Появилась еще какая-то женщина и задала такой странный вопрос: «Что будем делать с ребенком?» Я ответила, что если руки, ноги целы, то оставить, конечно. Шла 27 неделя беременности.
Не могу не упомянуть и почти фантастическое стечение обстоятельств. Как раз в день госпитализации в офис позвонила Алла Федоровна, начальник риэлтерской фирмы, где я покупала квартиру. Мы с ней не были близкими друзьями, просто иногда перезванивались, пока строился дом, пока я добивалась разрешения вселиться в квартиру как можно раньше в связи со своим положением и т. д. Она была неравнодушным человеком и старалась помочь в силу своих возможностей. Здесь же мне пришлось познакомиться с ней поближе. Узнав, что я госпитализирована, она много раз звонила в роддом, чтобы выяснить, чем закончилась операция. Не мешкая, подняла все свои связи и знакомства, с тем чтобы малышку как можно скорее перевезли в городскую детскую больницу №1. В то время там была лучшая в городе реанимация для новорожденных.
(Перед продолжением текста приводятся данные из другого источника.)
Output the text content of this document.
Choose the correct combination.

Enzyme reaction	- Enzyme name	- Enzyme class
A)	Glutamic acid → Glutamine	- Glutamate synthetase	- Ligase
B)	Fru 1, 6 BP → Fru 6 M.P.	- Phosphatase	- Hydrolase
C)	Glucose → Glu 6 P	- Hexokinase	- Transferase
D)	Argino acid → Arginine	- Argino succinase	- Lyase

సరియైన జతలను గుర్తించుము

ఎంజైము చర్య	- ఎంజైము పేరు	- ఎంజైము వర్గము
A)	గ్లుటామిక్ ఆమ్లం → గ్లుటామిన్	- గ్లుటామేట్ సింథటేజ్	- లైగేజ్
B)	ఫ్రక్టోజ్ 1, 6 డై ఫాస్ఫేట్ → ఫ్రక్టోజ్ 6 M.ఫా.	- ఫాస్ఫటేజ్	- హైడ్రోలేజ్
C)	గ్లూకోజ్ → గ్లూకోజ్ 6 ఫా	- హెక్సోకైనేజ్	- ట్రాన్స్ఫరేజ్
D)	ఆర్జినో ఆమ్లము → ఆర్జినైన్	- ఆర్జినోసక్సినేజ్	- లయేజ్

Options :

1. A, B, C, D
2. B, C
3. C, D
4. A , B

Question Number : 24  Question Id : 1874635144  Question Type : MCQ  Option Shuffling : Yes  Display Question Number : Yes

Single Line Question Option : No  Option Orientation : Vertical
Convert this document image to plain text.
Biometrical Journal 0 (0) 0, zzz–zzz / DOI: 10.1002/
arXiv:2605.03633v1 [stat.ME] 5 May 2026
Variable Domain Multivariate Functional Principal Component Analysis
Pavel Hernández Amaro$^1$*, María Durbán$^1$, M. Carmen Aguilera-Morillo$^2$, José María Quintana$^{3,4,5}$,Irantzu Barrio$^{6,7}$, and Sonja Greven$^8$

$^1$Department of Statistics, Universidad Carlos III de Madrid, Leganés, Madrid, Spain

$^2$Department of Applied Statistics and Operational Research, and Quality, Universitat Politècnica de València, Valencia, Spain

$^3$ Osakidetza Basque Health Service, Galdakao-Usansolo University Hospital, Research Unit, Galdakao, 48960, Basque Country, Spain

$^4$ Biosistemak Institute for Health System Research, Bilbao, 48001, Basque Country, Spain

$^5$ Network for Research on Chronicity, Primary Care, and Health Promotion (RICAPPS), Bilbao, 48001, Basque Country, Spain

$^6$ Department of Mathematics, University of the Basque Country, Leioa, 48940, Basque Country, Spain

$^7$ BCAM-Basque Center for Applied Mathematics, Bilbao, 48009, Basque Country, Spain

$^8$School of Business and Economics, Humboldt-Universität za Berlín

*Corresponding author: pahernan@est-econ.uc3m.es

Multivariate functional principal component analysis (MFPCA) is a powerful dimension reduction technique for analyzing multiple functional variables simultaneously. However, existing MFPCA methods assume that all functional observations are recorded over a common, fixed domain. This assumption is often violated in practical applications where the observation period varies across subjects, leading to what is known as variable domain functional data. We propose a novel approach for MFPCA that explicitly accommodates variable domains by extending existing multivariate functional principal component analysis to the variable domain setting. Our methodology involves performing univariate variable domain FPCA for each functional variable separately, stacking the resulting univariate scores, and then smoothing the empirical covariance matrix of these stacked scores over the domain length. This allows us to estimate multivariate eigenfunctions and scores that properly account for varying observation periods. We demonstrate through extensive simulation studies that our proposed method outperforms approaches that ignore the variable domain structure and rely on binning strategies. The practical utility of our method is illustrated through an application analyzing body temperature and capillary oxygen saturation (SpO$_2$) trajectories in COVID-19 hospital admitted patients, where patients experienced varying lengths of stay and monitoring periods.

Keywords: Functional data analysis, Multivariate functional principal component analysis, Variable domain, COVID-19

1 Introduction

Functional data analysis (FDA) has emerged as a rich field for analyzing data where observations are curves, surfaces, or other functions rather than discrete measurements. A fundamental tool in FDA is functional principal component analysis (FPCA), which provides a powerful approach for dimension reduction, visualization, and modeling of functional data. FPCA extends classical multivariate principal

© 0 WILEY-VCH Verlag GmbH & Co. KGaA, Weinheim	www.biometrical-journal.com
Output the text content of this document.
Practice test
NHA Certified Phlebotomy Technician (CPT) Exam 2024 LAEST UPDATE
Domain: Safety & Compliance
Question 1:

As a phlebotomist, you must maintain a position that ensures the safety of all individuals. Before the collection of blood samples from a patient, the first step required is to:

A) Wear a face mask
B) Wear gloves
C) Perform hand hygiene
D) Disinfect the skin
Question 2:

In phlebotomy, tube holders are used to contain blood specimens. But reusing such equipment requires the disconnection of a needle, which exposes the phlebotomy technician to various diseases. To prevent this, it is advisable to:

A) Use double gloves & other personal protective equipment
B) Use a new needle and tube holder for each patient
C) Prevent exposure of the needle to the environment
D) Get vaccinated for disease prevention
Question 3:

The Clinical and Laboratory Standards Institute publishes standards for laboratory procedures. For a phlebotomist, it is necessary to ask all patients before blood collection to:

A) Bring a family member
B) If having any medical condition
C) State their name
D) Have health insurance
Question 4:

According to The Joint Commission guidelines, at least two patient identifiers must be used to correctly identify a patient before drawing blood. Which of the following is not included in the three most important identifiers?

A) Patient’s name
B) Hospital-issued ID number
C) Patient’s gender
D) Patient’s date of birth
Спустя несколько дней она навестила меня в роддоме и передала конверт, в котором я обнаружила около двадцати семи тысяч рублей. Она сказала, что это, дескать, пересчет квартирного метража. При этом я никаких бумаг не подписывала. Подозреваю, она просто придумала удобный повод, чтобы помочь мне деньгами, зная мое бедственное положение с кредитом за квартиру, с ремонтом и преждевременными родами. Деньги очень пригодились на дорогостоящие антибиотики для ребенка. Препараты надо было немедленно доставить в больницу, чтобы снизить риск тяжелых последствий, которые могли наступить при использовании ампициллина. Кажется, именно так назывались те ампулы, которые в детской больнице предоставляли бесплатно.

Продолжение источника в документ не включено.